The forum also challenged her to think about an alternative future to cycling. “Being something else… will it be as good as cycling? Of course it will,” she says.
“I’d focus on being something entrepreneurial, a small business owner. I always have business ideas. I feel like I have the people around me to achieve whatever I want to achieve.”
She wants to return to studying health science papers through the Southern Institute of Technology. “I did a couple of papers before the Games. But then I had to divert all my attention to one thing, and that was the Olympics,” she says.

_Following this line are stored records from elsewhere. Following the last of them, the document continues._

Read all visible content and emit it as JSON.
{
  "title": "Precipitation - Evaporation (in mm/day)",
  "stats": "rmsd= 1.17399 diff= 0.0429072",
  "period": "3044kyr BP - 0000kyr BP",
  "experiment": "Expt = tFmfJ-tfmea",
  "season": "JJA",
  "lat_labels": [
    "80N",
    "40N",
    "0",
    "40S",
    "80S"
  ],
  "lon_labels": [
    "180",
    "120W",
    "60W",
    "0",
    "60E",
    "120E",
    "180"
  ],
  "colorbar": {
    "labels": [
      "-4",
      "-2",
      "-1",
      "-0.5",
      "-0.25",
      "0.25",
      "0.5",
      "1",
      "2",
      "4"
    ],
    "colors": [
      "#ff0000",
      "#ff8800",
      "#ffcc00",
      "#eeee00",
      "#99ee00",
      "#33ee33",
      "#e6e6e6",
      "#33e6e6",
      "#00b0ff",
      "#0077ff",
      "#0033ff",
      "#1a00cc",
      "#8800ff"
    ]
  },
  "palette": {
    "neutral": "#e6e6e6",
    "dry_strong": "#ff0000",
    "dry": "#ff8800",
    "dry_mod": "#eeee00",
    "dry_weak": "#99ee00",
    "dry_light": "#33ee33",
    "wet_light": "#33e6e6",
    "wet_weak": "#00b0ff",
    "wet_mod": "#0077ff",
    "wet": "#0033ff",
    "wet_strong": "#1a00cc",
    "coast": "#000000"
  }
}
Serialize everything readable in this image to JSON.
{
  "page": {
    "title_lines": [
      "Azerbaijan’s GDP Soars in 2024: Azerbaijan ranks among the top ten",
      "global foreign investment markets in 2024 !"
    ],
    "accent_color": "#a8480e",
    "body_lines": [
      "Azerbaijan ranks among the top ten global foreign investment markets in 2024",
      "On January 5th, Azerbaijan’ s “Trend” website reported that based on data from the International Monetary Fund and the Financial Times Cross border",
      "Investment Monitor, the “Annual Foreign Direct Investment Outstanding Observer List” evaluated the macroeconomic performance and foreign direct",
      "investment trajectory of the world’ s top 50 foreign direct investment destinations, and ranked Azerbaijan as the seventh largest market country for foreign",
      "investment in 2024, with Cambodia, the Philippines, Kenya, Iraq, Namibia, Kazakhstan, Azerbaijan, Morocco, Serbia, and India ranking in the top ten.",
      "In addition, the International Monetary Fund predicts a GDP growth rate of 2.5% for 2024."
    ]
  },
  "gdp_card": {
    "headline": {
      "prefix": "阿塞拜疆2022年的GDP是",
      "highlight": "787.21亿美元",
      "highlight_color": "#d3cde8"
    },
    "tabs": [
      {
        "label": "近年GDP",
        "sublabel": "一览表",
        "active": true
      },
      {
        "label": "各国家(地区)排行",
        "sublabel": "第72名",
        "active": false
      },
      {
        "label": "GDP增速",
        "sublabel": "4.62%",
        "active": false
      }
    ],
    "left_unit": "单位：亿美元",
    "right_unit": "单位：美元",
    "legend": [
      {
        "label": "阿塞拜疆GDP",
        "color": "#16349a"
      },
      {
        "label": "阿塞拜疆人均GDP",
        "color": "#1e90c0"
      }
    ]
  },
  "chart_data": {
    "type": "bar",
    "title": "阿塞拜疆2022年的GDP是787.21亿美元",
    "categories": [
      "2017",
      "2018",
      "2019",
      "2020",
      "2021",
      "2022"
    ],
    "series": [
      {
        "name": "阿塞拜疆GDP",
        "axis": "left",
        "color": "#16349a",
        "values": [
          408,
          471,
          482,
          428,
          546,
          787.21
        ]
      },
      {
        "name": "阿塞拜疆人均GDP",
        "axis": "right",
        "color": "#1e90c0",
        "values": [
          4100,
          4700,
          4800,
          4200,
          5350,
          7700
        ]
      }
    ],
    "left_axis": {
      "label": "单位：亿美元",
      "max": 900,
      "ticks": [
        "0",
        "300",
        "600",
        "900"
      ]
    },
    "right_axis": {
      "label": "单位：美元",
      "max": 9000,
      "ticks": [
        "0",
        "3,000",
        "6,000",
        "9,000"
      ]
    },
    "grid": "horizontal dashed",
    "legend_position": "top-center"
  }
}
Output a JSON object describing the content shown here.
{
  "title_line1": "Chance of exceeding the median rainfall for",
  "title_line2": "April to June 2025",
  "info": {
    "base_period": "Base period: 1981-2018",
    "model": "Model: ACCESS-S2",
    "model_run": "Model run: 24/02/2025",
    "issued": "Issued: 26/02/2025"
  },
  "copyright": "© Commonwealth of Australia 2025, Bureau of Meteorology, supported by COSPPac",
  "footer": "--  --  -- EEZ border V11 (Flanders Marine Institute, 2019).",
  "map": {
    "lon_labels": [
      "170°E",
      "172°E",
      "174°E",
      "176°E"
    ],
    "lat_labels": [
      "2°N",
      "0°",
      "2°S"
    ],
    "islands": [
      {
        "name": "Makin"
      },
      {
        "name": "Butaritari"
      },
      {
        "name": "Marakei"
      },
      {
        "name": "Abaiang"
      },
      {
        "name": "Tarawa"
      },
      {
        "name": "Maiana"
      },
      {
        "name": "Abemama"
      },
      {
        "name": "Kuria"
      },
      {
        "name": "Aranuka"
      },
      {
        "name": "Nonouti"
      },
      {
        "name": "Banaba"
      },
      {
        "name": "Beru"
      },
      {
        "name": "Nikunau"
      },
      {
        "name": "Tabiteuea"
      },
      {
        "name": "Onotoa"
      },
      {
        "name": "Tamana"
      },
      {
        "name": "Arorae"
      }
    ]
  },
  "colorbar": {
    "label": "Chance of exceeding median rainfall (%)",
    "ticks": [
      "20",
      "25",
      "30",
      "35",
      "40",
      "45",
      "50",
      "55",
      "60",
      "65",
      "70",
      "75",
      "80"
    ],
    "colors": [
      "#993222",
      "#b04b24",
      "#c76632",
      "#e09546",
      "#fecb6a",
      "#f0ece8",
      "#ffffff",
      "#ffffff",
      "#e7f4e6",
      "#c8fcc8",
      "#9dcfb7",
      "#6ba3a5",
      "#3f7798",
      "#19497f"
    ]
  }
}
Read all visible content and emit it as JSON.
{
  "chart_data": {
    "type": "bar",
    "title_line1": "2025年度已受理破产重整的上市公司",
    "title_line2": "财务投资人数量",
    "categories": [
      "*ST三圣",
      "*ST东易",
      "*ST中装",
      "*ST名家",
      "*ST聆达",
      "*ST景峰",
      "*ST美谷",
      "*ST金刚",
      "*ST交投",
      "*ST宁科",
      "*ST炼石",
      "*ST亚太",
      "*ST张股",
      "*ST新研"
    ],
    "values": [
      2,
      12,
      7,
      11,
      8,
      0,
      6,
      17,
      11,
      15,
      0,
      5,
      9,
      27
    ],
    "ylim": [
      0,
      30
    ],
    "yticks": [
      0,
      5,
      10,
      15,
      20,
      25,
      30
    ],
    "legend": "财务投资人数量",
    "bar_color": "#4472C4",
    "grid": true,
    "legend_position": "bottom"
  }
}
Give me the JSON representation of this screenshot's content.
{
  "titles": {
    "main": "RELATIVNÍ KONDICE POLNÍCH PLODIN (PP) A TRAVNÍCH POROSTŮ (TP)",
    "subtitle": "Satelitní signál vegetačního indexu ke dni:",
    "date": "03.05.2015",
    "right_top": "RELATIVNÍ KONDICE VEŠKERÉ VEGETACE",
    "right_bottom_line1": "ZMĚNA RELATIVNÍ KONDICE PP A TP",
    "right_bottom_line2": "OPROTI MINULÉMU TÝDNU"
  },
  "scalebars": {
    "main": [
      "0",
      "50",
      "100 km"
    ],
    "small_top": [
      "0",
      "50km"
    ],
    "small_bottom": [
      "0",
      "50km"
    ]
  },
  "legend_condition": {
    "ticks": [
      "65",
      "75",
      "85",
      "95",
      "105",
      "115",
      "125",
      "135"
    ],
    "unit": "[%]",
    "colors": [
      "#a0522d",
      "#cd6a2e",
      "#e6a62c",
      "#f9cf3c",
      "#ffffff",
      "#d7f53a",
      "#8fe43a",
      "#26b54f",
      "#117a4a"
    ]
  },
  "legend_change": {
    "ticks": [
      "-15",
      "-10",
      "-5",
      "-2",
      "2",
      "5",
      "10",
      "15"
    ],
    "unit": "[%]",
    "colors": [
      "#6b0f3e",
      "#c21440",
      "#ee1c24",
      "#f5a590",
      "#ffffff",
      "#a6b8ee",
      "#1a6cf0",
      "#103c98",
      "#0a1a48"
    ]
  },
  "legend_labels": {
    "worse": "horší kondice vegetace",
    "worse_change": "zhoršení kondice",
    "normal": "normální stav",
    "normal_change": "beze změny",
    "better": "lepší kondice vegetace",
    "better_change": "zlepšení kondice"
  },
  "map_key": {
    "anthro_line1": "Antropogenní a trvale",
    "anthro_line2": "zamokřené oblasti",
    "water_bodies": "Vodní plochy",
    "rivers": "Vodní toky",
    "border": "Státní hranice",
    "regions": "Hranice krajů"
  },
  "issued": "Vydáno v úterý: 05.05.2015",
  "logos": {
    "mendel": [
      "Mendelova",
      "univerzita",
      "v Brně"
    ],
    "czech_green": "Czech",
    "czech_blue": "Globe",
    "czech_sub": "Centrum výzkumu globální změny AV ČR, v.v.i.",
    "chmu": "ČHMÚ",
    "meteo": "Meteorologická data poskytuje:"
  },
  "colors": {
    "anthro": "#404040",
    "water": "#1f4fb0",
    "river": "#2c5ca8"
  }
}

“I love learning about the body, stress and how it affects the body.”
Edmondston has been talking with her Athlete Life coach, Christina Jacklin. “I definitely have the support there; it’s just a matter of using it. I forget to reach out sometimes,” she says.
She’s in a happier place now, she says, renovating and putting the word out to join a road racing team for 2022. But she’s still working through the process of getting back into training.
“I don’t quite have the feeling I want to get back on the horse again yet,” she says. “It’s the feeling of still getting over what’s happened.”